L’information est d’autant plus embarrassante pour la Suisse que les documents suggèrent que les fonctionnaires helvétiques étaient, en 2009 encore, conscients de la faiblesse des règlements applicables pour entraver l’exportation de technologies nucléaires sensibles. «Le gouvernement suisse a de plus en plus de mal à imposer des contrôles à l’exportation à l’industrie», aurait ainsi déclaré Erwin Bollinger, responsable de ces contrôles au Secrétariat d’Etat à l’économie (SECO), lors d’une rencontre avec un responsable américain le 15 septembre 2009. Il admettait aussi que la Suisse avait reçu «des indices selon lesquels la technologie fournie par Colenco pouvait être détournée par les Iraniens».

Les documents estampillés «secret» montrent aussi que la Suède, où se trouve la maison mère de Colenco, avait averti la Suisse que les activités de la firme argovienne avec l’Iran auraient été interdits sur le sol de l’Union européenne. Mais la législation helvétique, elle, était trop laxiste pour faire de même: «La Suisse ne [peut] pas atteindre son objectif de stopper Colenco en utilisant les lois suisses actuelles», aurait expliqué Erwin Bollinger à son interlocuteur américain.

Selon les Etats-Unis, les activités de Colenco présentaient un «risque» que la technologie nucléaire civile fournie à l’Iran soit détournée à des fins militaires. Et l’excuse fournie par Colenco – toutes les technologies vendues à l’Iran étaient dans le «domaine public» – n’a pas convaincu Washington: «L’aide de Colenco incluait une assistance dans la conception des réacteurs à un niveau très détaillé», et cette «valeur ajoutée était le cœur de ce que recherchait l’Iran quand il a approché Colenco», explique le document américain.

Toujours selon le câble secret, les autorités suisses affirment que la société s’est montrée «très coopérative» et a fourni aux autorités helvétiques des «milliers de pages» concernant ses activités. Tout en les jugeant légales, les autorités suisses ont fini par mettre fin aux liens de Colenco avec l’Iran en utilisant une réglementation technique émanant du Nuclear Suppliers Group, qui réunit les principaux pays producteurs de technologie nucléaire.
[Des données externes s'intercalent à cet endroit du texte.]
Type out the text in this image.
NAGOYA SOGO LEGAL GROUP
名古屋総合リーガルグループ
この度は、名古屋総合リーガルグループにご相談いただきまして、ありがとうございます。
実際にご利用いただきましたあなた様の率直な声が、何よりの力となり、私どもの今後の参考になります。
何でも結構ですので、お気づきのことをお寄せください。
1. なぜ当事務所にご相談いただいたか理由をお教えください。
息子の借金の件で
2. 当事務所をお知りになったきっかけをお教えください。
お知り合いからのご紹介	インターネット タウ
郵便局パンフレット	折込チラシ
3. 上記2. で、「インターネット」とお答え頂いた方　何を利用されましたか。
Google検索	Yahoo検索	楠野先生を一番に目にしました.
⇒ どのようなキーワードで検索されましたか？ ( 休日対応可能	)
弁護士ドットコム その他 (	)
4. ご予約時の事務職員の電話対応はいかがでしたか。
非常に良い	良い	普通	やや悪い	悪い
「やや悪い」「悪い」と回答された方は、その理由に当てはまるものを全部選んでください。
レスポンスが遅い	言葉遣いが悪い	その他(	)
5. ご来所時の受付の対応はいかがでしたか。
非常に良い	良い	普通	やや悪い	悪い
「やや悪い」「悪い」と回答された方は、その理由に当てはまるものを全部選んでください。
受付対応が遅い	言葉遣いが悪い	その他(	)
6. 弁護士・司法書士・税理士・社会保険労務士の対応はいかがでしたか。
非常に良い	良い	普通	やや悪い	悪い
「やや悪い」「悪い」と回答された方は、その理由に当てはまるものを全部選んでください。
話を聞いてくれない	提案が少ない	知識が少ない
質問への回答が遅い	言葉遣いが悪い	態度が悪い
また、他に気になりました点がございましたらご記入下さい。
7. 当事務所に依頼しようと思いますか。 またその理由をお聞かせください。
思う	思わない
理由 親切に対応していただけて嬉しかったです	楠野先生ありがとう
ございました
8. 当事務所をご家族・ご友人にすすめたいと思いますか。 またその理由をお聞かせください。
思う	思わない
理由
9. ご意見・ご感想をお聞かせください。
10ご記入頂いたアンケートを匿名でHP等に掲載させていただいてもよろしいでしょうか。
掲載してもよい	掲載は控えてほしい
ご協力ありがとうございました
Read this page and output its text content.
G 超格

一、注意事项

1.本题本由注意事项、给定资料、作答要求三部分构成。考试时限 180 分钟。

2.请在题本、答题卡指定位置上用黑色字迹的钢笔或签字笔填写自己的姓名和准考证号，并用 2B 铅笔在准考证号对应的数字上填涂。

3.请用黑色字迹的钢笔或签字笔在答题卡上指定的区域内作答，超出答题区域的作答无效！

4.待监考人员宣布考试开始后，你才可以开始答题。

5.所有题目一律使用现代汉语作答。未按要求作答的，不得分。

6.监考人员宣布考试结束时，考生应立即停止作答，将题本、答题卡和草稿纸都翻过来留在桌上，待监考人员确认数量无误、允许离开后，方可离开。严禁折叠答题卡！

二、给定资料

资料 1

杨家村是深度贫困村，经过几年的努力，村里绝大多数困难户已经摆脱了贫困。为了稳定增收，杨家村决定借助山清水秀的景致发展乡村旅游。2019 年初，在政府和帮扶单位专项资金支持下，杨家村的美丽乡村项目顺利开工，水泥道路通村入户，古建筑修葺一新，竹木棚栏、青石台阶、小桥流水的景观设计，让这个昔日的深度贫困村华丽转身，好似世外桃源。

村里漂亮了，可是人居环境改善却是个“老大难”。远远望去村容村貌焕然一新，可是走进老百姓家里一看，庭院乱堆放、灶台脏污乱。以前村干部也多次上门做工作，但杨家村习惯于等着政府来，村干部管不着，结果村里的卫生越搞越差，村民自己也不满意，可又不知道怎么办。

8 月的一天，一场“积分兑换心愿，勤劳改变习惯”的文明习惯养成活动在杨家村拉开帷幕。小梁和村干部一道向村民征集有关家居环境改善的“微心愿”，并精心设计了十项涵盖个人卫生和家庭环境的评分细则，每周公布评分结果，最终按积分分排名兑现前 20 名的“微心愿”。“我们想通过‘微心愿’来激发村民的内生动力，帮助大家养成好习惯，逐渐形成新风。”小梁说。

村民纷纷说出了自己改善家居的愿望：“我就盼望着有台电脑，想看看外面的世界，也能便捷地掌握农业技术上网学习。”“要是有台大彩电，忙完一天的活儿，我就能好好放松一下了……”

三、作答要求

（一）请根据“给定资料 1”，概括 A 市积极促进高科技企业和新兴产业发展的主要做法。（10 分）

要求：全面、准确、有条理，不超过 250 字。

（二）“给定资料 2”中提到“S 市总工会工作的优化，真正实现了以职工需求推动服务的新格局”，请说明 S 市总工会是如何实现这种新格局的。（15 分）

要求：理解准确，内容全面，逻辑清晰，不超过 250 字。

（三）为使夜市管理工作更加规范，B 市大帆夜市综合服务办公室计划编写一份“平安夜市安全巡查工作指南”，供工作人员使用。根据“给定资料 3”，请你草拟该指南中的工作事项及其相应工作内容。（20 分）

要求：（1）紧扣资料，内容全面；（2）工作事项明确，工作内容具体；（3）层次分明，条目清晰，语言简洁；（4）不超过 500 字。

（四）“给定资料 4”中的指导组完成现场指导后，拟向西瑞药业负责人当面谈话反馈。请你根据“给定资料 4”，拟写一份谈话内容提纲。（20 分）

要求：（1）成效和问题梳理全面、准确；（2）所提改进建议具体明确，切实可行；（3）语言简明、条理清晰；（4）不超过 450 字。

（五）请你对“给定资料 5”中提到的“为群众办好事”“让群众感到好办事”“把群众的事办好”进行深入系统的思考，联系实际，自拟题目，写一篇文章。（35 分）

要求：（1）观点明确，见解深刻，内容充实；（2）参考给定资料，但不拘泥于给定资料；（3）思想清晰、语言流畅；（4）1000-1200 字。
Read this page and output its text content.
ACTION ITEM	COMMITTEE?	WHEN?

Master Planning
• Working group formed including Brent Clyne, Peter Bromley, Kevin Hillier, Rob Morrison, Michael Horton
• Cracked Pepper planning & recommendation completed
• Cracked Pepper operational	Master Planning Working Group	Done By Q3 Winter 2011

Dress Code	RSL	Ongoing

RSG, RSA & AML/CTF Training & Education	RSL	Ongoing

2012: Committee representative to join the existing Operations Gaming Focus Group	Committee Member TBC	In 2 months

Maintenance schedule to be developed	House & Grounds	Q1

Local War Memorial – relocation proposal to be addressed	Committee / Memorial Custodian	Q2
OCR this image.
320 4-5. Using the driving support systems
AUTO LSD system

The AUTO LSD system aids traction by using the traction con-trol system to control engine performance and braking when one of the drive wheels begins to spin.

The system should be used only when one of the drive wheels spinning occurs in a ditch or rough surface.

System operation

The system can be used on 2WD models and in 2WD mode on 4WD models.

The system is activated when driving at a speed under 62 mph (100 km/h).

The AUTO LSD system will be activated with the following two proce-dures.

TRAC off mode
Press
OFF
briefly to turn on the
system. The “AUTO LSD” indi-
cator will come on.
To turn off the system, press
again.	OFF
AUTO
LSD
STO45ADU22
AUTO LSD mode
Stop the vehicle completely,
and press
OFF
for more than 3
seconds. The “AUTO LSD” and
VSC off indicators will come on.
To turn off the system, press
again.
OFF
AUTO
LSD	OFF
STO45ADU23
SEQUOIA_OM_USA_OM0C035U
La société argovienne aurait subi une perte de 40 millions de francs du fait de cette interdiction.

Erwin Bollinger, le responsable du dossier au SECO, a utilisé une explication surprenante pour justifier l’impuissance de la Suisse à faire cesser la relation entre Colenco et les Iraniens: «Dans le passé, les dirigeants du gouvernement suisse et les industriels allaient au service militaire ensemble et développaient des relations personnelles. Les hauts fonctionnaires utilisaient leurs relations personnelles pour résoudre les problèmes de contrôle aux exportations avant que le gouvernement ne décrète une interdiction. Mais ce tissu de liens personnes entre le gouvernement et l’industrie s’est affaibli.» Ce qui obligerait, désormais, le gouvernement suisse à durcir le ton face à ses entreprises en matière de prolifération nucléaire.